“Il tempo è troppo prezioso per passarlo da soli. La vita troppo breve per non donarla a chi ami. Il cielo troppo azzurro per guardarlo senza nessuno a fianco. Nulla muore e tutto dura in eterno”.
La profezia consegnataci dal “Mega”, come gli amici apostrofavano Antonio Megalizzi, il giovane giornalista morto in seguito all’attacco terroristico di Strasburgo, ha la forza disarmante dell’amore. Teniamocela stretta come un dono per questo inizio d’anno, un versetto di sapienza giovanile che merita di essere scolpito nella memoria collettiva.
L’arcivescovo di Trento Lauro lo ha incastonato al centro dell’omelia funebre maturata nelle ore di silenzio accanto ai familiari e ispirata dal Cantico per cui “Le grandi acque non possono spegnere l’amore”.
Ha colto in questo pensiero di Antonio, progetto di futuro e testamento anticipato insieme, quella misteriosa capacità di farsi dono, spezzare la vita con gli altri. Una consapevolezza che produce frutti e profuma d’infinito e nella quale mons. Tisi indica “un pezzo di cielo sceso in terra”.
Gli amici ci mettono in guardia dal trasformare “Antonio l’europeo” in una figurina, tanto meno in un santino. Martire dell’odio che affonda nell’egoismo, ci parlerà ancora con la concretezza dei suoi viaggi dolcemente faticosi a Strasburgo (“Il mio lavoro è meglio delle tue ferie”) e dei suoi programmi radiofonici in cui porgere agli altri il microfono, “senza mai essere un vip”.
Un’incarnazione di 29 anni vissuti intensamente, dentro i problemi del nostro tempo, dentro le fatiche di un’Europa tanto amata, ma ancora troppo divisa: il prossimo anno, l’appuntamento del rinnovo del Parlamento europeo, dovrà essere vissuto anche riandando con la memoria allo spirito di Antonio e dei giovani che lo piangevano in Duomo, avvolti, anzi quasi protetti, dalle bandiere blu con le stelle d’oro.
A portarci nel cuore del nuovo anno è anche l’abbraccio materno di mamma Annamaria e la mite fortezza degli altri famigliari che non hanno risposto all’odio con accenti di vendetta. “Prendili per mano nell’oscurità di quest’ora”, così mons.
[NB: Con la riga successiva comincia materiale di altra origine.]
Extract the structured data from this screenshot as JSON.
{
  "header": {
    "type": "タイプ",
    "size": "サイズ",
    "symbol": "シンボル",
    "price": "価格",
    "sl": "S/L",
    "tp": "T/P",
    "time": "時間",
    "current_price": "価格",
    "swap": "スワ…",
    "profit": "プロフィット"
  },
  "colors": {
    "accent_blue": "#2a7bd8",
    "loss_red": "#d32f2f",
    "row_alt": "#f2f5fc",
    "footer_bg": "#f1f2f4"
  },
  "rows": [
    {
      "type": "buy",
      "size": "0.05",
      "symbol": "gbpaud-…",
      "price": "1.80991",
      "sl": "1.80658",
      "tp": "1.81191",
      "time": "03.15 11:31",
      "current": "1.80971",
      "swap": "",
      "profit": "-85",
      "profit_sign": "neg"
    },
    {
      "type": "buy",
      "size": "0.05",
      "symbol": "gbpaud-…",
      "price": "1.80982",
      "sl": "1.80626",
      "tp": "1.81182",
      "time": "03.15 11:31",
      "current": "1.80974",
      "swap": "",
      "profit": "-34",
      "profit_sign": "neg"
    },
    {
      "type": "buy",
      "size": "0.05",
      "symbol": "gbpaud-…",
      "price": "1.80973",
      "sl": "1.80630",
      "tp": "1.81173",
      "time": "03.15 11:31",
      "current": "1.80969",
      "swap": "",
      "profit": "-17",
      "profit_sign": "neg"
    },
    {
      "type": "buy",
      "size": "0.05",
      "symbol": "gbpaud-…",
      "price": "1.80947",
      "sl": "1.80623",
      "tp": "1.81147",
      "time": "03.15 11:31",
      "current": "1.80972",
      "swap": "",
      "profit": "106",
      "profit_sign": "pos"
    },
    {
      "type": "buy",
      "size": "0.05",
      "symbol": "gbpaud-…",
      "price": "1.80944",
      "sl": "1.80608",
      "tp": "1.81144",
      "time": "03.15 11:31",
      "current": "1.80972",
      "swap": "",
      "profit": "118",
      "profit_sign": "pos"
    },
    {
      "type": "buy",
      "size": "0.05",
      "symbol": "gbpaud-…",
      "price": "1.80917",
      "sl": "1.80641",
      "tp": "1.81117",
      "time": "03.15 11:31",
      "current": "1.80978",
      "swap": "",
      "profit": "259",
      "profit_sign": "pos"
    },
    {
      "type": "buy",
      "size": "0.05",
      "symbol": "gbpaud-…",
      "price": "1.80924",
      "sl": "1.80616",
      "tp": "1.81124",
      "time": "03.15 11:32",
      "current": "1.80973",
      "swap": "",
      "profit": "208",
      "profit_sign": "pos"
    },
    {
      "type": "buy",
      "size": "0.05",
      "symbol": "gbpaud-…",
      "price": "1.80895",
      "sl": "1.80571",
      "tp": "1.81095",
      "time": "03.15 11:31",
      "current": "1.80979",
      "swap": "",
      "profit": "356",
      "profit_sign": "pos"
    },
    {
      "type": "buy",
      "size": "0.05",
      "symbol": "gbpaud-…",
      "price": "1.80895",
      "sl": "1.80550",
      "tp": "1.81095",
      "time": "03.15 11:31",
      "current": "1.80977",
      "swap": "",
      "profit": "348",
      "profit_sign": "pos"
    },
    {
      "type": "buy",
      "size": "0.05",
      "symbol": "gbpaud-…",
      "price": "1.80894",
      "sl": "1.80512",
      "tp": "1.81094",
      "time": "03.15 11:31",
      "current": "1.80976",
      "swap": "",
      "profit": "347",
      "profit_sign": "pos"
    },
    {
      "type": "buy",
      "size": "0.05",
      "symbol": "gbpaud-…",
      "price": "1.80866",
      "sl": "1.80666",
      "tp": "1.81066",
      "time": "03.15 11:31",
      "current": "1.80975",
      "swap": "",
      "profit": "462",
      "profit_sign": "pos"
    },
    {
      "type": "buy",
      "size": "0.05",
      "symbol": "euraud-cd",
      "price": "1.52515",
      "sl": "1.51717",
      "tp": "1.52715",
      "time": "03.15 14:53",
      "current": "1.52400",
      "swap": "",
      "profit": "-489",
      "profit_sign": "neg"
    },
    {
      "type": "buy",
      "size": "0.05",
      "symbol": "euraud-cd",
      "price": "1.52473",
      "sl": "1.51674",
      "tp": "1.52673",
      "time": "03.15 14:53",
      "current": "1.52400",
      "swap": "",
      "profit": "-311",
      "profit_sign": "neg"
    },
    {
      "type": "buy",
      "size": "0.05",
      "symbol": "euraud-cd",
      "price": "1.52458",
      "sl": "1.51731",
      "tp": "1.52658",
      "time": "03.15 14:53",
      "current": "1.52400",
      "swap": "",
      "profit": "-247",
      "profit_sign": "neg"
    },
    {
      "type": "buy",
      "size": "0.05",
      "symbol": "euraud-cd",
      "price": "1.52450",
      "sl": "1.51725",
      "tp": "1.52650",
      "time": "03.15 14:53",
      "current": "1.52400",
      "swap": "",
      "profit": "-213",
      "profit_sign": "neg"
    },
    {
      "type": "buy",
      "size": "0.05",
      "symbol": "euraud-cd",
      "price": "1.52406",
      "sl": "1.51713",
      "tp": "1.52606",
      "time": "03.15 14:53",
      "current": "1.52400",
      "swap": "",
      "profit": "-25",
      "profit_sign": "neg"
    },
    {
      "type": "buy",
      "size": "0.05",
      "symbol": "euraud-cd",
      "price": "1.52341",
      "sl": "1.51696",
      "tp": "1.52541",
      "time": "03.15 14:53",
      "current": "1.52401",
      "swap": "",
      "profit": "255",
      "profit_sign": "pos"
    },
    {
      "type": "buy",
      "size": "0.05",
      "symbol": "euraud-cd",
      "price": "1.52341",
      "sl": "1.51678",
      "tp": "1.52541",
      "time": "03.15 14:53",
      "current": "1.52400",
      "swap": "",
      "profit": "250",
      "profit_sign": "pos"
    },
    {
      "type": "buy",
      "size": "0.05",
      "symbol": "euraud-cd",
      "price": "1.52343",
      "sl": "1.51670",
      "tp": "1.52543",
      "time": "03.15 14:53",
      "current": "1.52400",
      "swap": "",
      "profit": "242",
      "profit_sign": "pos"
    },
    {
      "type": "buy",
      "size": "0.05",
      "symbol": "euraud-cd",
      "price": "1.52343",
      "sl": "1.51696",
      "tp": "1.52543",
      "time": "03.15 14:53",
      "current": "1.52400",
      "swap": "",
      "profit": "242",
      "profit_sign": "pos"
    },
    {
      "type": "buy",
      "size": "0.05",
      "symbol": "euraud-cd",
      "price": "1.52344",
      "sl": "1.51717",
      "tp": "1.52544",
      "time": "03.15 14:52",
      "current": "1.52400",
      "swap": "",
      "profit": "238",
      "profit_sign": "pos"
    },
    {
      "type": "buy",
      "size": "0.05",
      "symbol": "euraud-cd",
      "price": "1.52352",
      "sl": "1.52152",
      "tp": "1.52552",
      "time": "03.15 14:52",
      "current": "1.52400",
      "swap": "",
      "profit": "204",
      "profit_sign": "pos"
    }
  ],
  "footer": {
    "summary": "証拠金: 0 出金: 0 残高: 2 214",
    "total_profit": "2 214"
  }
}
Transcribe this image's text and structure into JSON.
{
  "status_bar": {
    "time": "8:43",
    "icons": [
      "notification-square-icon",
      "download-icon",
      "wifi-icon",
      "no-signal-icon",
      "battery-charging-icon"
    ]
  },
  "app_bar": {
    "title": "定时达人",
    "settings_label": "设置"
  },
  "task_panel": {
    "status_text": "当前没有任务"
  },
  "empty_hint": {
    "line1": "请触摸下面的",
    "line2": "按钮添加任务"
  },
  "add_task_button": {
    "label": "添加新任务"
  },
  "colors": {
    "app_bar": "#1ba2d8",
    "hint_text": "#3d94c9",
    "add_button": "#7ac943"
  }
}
Tisi ha pregato Gesù, figlio di Dio che si fa “compagno del dolore dell’uomo”. E l’altra mano verrà data loro da questa comunità parrocchiale di Cristo Re e dai giovani amici che il giorno stesso del funerale hanno acceso le fiaccole della testimonianza. Possano illuminare il nuovo anno, dopo la chiusura di un 2018 attraversato da ondate di violenza ma anche da nuovi paletti di fraternità e di solidarietà, come possono testimoniare coloro che, nella fede, non si arrendono al male.